Among the 30 or so projects funded under this call was an exploration of “Educating for Living within the Earth’s Carrying Capacity” by CIRCE researchers Sean Blenkinsop and Mark Fettes. As they framed it, the goal was to provide scholars, activists, educators, and policy-makers with a wide-ranging review of the current state of education for eco-social-cultural change. They argued that, because modern educational traditions, processes and institutions have played a key role in fostering the attitudes, discourse and behaviour driving the current ecological crisis, learning to live within the Earth’s carrying capacity implies far-reaching, systemic educational transformation.

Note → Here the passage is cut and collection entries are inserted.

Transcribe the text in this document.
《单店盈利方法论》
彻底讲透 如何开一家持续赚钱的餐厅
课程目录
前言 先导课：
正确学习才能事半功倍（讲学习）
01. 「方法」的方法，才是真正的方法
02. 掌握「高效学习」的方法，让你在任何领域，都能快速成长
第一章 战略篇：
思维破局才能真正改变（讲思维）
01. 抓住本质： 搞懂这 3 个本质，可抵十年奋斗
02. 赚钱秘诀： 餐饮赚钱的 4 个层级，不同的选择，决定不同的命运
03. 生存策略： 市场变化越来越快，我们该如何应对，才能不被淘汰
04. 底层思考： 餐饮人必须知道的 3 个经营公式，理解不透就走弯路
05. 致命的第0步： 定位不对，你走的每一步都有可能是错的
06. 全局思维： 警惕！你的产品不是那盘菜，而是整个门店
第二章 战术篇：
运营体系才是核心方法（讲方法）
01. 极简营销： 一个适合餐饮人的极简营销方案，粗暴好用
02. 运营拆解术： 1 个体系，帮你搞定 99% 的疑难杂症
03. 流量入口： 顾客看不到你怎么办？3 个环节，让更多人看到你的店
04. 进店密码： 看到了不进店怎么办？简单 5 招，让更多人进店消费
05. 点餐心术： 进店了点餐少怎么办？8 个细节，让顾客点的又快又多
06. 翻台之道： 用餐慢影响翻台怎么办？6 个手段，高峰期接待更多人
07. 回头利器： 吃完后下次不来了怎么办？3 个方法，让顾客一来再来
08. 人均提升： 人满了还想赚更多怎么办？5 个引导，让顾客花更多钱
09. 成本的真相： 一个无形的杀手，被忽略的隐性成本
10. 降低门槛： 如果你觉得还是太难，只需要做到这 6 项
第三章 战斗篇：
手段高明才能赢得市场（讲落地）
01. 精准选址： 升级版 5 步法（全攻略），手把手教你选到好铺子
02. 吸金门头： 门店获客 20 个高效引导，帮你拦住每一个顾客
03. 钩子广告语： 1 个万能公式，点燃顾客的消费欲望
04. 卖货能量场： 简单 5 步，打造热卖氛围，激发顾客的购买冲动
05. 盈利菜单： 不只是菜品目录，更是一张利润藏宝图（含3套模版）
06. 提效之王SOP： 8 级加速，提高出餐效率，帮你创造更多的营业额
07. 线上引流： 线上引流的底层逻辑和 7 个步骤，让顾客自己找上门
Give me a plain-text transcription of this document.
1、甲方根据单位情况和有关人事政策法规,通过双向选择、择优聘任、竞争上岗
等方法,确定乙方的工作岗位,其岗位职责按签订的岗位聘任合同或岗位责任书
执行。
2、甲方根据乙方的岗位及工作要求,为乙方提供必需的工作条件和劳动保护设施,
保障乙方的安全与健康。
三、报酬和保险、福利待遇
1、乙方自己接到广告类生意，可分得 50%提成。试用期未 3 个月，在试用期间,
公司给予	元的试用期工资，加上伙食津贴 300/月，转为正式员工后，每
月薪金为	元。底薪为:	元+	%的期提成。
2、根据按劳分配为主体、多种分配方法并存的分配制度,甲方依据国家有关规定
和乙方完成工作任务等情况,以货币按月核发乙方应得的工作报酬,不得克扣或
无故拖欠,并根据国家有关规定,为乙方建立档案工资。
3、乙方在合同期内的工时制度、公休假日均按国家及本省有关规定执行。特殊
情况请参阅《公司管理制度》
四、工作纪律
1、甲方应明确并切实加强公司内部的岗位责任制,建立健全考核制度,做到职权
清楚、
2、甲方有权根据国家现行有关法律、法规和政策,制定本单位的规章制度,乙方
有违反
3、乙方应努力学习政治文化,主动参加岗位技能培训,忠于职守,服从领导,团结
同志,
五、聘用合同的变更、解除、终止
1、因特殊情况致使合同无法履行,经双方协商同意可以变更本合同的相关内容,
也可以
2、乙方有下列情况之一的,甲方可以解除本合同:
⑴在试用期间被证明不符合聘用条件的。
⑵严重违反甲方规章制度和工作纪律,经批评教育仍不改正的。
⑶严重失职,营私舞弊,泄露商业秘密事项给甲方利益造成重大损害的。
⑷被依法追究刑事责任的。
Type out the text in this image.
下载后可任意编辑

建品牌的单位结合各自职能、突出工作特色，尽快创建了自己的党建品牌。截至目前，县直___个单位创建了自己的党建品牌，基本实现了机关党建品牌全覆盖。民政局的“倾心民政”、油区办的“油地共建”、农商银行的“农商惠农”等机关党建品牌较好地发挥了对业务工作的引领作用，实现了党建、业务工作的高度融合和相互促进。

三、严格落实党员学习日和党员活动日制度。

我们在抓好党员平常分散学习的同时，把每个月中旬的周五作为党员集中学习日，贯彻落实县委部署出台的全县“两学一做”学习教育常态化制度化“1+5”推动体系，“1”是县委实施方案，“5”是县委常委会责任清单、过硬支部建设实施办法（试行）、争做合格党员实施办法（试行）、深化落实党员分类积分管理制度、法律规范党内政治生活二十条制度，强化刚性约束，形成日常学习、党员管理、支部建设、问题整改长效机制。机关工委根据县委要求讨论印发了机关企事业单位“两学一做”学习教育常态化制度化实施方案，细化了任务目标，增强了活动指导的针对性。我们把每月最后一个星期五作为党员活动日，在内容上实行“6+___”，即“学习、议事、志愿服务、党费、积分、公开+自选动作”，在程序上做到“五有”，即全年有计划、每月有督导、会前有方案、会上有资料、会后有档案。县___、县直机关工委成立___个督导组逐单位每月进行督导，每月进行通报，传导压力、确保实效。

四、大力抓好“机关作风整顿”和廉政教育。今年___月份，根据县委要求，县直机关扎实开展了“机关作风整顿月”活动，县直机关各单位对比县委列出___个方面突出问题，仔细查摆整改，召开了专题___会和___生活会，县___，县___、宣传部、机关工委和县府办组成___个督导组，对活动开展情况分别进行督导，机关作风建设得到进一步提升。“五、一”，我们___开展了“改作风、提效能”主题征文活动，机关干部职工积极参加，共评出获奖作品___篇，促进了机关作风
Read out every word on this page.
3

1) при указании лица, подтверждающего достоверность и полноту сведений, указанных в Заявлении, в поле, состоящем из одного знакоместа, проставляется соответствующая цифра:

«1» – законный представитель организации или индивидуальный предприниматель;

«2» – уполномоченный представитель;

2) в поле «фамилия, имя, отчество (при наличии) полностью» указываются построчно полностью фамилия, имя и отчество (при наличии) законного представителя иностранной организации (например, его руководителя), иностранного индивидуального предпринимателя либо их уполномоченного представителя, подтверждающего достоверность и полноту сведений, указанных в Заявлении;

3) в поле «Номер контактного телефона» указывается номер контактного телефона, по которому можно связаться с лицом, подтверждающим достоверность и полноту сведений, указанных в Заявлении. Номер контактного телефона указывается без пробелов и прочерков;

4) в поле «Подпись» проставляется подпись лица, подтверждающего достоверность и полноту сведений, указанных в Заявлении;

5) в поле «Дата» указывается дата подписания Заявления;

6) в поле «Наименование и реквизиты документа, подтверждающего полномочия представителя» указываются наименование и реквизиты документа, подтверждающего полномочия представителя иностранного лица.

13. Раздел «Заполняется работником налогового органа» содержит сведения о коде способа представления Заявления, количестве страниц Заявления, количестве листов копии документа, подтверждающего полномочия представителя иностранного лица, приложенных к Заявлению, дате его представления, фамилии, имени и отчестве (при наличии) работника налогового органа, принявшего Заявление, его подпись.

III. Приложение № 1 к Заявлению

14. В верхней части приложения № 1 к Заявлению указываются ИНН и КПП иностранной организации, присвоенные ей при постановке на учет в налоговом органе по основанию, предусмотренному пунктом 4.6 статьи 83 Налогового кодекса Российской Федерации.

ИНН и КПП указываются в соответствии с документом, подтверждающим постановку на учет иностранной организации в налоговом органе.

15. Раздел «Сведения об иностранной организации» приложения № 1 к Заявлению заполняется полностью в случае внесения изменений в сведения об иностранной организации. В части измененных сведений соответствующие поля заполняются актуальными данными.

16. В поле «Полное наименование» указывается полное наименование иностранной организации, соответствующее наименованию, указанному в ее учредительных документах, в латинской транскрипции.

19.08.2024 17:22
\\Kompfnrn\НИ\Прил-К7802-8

The project had three main components:
- A review of contemporary philosophical and theoretical work that critiques damaging or limiting assumptions and practices in mainstream education systems and points towards ways of being, thinking, valuing, acting, learning and teaching that are more consonant with the goal of living in harmony with the Earth;
- A review of generative and transformative educational practices, scattered throughout both formal and informal educational systems, with the goal of bringing these disparate practices into conversation with each other in the context of a shared project of eco-social-cultural change;
- A review of current work on systemic social change and generative resilience, with a particular focus on how large-scale change in systems of formal schooling could be brought about.
The final reports required by SSHRC were submitted in March-May 2021 (see below). We are currently working on further publications based on this research.